After the young agave are planted, they soak up the sun and rich volcanic soil before reaching maturity.
The agave plants are ready to be harvested when the leaves begin to turn brown and the agave honey begins to flow from the center, or the piña.
After harvest, the offspring of the mother agave are planted as new crops, maintaining a botanical lineage that has lasted for eight generations.
Our tequilas begin in the agave fields. We care for each Weber Blue Agave plant as they mature. Once ripe, our Jimadors (Agave harvesters) cut away the leaves of the plant to reveal the pina, the heart of the plant.
The Agave Pinas are slow cooked to produce sugars that create rich, clean flavors and aroma of Lunazul Tequila.
Once cooked, the agave is shredded and rinsed, leaving only the pure agave sugar which is then prepped for fermenting.
The agave sugars are combined with our one-of-a-kind yeast, a family strain used for generations that comes directly from the agave plants and soil on our estate. The yeast consumes the sugars, converting the agave syrup into a young tequila.
Our facilities are designed to focus on simple techniques that produce high quality tequilas, crafted with consistency. Each batch is distilled twice in custom cognac stills, where our Master Distiller crafts each batch to create a smooth and pure flavor.
Our tequilas are then aged in Bourbon barrels to add a rich depth of flavor. Aging times vary by tequila - Blanco is unaged, Reposado is ‘rested’ for six months, and Añejo and Primero are aged for a full twelve to eighteen months.
The final step is to label our tequilas by hand. This last step adds a final handmade touch to our process; a care you can taste in every sip.
Lunazul’s history is rooted in the earliest years of tequila itself, and we’ve been setting standards ever since.

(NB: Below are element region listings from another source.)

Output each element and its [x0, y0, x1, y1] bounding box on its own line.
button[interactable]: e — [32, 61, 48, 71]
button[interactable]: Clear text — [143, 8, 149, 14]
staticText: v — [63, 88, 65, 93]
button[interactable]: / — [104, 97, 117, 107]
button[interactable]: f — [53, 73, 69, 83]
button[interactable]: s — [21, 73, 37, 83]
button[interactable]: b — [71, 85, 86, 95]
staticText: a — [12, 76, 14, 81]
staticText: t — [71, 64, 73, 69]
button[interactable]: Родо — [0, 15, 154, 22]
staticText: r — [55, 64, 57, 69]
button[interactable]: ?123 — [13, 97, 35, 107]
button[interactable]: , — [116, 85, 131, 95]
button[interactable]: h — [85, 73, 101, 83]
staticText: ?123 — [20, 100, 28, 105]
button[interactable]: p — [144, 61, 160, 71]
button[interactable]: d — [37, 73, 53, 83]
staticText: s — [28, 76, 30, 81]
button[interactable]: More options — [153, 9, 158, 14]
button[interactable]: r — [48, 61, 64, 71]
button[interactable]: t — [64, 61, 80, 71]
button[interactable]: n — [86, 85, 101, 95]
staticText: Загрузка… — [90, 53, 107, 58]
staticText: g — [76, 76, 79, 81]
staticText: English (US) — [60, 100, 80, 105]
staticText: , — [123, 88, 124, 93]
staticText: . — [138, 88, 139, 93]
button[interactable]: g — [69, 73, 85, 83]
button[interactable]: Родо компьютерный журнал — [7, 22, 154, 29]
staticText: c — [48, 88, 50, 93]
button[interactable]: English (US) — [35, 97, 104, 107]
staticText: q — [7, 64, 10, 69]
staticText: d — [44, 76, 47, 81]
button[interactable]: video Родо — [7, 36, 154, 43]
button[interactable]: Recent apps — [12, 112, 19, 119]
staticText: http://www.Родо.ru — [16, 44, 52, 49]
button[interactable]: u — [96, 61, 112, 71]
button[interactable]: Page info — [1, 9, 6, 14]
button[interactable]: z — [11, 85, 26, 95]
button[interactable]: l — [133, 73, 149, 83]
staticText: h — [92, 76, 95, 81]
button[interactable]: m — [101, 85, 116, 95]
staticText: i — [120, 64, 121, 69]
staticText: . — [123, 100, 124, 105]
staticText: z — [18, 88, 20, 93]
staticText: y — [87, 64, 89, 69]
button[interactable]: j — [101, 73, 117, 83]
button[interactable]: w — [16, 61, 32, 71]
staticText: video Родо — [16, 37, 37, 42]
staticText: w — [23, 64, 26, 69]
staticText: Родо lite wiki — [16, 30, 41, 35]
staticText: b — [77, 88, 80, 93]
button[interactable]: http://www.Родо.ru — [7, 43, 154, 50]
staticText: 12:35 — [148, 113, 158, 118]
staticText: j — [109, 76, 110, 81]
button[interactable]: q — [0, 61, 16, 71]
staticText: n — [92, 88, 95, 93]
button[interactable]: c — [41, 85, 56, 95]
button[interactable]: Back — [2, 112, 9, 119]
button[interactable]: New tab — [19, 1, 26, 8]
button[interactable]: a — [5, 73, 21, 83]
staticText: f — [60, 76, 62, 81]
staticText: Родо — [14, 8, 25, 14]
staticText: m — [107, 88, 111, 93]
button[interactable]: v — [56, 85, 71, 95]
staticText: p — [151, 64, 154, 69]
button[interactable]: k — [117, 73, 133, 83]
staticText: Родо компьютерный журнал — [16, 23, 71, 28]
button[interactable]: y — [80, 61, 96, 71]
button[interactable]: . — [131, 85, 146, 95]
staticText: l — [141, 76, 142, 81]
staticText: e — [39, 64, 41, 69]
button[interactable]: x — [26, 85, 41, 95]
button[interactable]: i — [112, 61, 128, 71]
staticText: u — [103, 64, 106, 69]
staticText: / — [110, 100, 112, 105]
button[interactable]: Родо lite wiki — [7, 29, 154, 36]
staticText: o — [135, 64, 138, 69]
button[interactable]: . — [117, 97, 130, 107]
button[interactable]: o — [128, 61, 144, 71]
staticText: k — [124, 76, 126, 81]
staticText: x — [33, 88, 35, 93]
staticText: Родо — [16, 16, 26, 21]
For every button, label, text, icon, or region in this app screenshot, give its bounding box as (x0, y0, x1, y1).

In 1700, the technique for distilling tequila, originally known as “mezcal wine” was brought to Mexico by the Spanish. Shortly after, Jose Antonio Cuervo founded the first tequila distillery in Mexico. Almost 40 years later, Jose Antonio’s son, Jose Guadalupe Cuervo, received the first rights, from King Charles IV, to commercially produce tequila.

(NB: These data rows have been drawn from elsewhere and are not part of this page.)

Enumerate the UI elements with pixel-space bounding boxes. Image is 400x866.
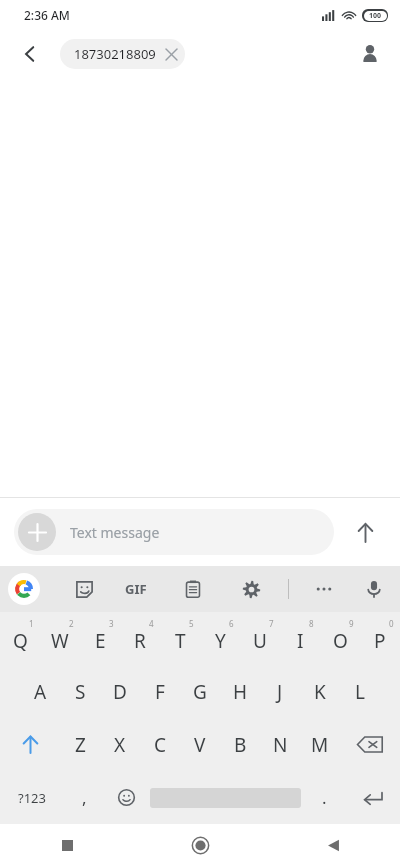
button[interactable]: F [140, 665, 180, 718]
staticText: 7 [269, 618, 274, 629]
staticText: 2 [69, 618, 74, 629]
button[interactable]: 18730218809 [60, 39, 185, 69]
button[interactable]: O [320, 612, 360, 665]
button[interactable]: Add attachment [18, 513, 56, 551]
button[interactable]: A [20, 665, 60, 718]
button[interactable]: Q [0, 612, 40, 665]
button[interactable]: H [220, 665, 260, 718]
button[interactable]: Send [344, 511, 386, 553]
button[interactable]: Settings [233, 571, 269, 607]
staticText: 5 [189, 618, 194, 629]
button[interactable]: G [180, 665, 220, 718]
staticText: Z [75, 732, 86, 758]
button[interactable]: Enter [345, 771, 400, 824]
staticText: C [154, 732, 167, 758]
button[interactable]: Stickers [66, 571, 102, 607]
button[interactable]: Emoji [105, 771, 147, 824]
button[interactable]: U [240, 612, 280, 665]
staticText: X [114, 732, 126, 758]
staticText: 0 [389, 618, 394, 629]
staticText: ?123 [18, 789, 46, 807]
button[interactable]: R [120, 612, 160, 665]
staticText: S [75, 679, 86, 705]
staticText: 2:36 AM [24, 7, 70, 23]
button[interactable]: Recents [0, 824, 134, 866]
staticText: F [155, 679, 165, 705]
staticText: Text message [70, 523, 160, 542]
button[interactable]: Contact details [350, 34, 390, 74]
staticText: A [34, 679, 47, 705]
button[interactable]: Google [8, 573, 40, 605]
staticText: E [95, 628, 106, 654]
staticText: T [175, 628, 186, 654]
button[interactable]: Shift [0, 718, 60, 771]
staticText: Q [13, 628, 28, 654]
button[interactable]: Backspace [340, 718, 400, 771]
button[interactable]: W [40, 612, 80, 665]
staticText: U [253, 628, 267, 654]
staticText: I [297, 628, 304, 654]
staticText: O [333, 628, 348, 654]
button[interactable]: V [180, 718, 220, 771]
button[interactable]: GIF [116, 569, 156, 609]
button[interactable]: Home [134, 824, 267, 866]
staticText: Y [215, 628, 226, 654]
staticText: 6 [229, 618, 234, 629]
staticText: R [134, 628, 146, 654]
button[interactable]: I [280, 612, 320, 665]
button[interactable]: Back [10, 34, 50, 74]
button[interactable]: ?123 [0, 771, 63, 824]
staticText: K [314, 679, 326, 705]
button[interactable]: D [100, 665, 140, 718]
staticText: . [322, 786, 327, 809]
staticText: M [311, 732, 329, 758]
staticText: D [113, 679, 127, 705]
button[interactable]: Back [267, 824, 400, 866]
button[interactable]: Voice input [356, 571, 392, 607]
button[interactable]: C [140, 718, 180, 771]
button[interactable]: , [63, 771, 105, 824]
button[interactable]: . [303, 771, 345, 824]
staticText: G [193, 679, 207, 705]
button[interactable]: Z [60, 718, 100, 771]
button[interactable]: S [60, 665, 100, 718]
staticText: H [233, 679, 248, 705]
staticText: J [277, 679, 283, 705]
button[interactable]: E [80, 612, 120, 665]
button[interactable]: N [260, 718, 300, 771]
button[interactable]: B [220, 718, 260, 771]
button[interactable]: K [300, 665, 340, 718]
button[interactable]: Clipboard [175, 571, 211, 607]
button[interactable]: Y [200, 612, 240, 665]
button[interactable]: More options [306, 571, 342, 607]
staticText: B [234, 732, 247, 758]
staticText: 9 [349, 618, 354, 629]
staticText: 18730218809 [74, 45, 156, 63]
staticText: 8 [309, 618, 314, 629]
staticText: 3 [109, 618, 114, 629]
button[interactable]: L [340, 665, 380, 718]
button[interactable]: J [260, 665, 300, 718]
staticText: W [51, 628, 69, 654]
staticText: 100 [369, 11, 382, 21]
button[interactable]: T [160, 612, 200, 665]
button[interactable]: X [100, 718, 140, 771]
staticText: GIF [125, 580, 147, 598]
button[interactable]: M [300, 718, 340, 771]
button[interactable]: Space [147, 771, 303, 824]
staticText: 4 [149, 618, 154, 629]
staticText: L [355, 679, 365, 705]
button[interactable]: P [360, 612, 400, 665]
staticText: , [82, 786, 87, 809]
button[interactable]: Add attachment [14, 509, 334, 555]
staticText: V [194, 732, 206, 758]
staticText: P [374, 628, 386, 654]
staticText: 1 [29, 618, 34, 629]
staticText: N [273, 732, 288, 758]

In 1861, the civil war caused a shortage of whiskey and moonshine. Mexican vendors crossed the border to sell mezcal wine to soldiers, taking back whiskey barrels to store their product. By 1873, the mezcal wine made in Tequila, Jalisco would officially be known as “Tequila” differentiating it from other mezcal wines made in Southern Mexico.
Due to prohibition, Americans began crossing the border in 1919 to buy lower-priced “Mexican Whiskey.” Once prohibition ended and sales decreased, Juan Beckmann Gallardo, descendant of Jose Antonio and sole administrator of Cuervo Distillery, began working to promote the spread of Tequila. Juan Beckmann passed away in 1972, leaving the company to his four children, Juan, Francisco, Federico, and Brunhi. In 1992, Francisco Beckmann sold his stake of the Cuervo Distillery, but kept his share of agave fields to establish a business for himself and his sons.
In 2004, Francisco began to pursue his vision for the finest tequila in the world. He established Tierra de Agaves Distillery, home of Lunazul Tequila.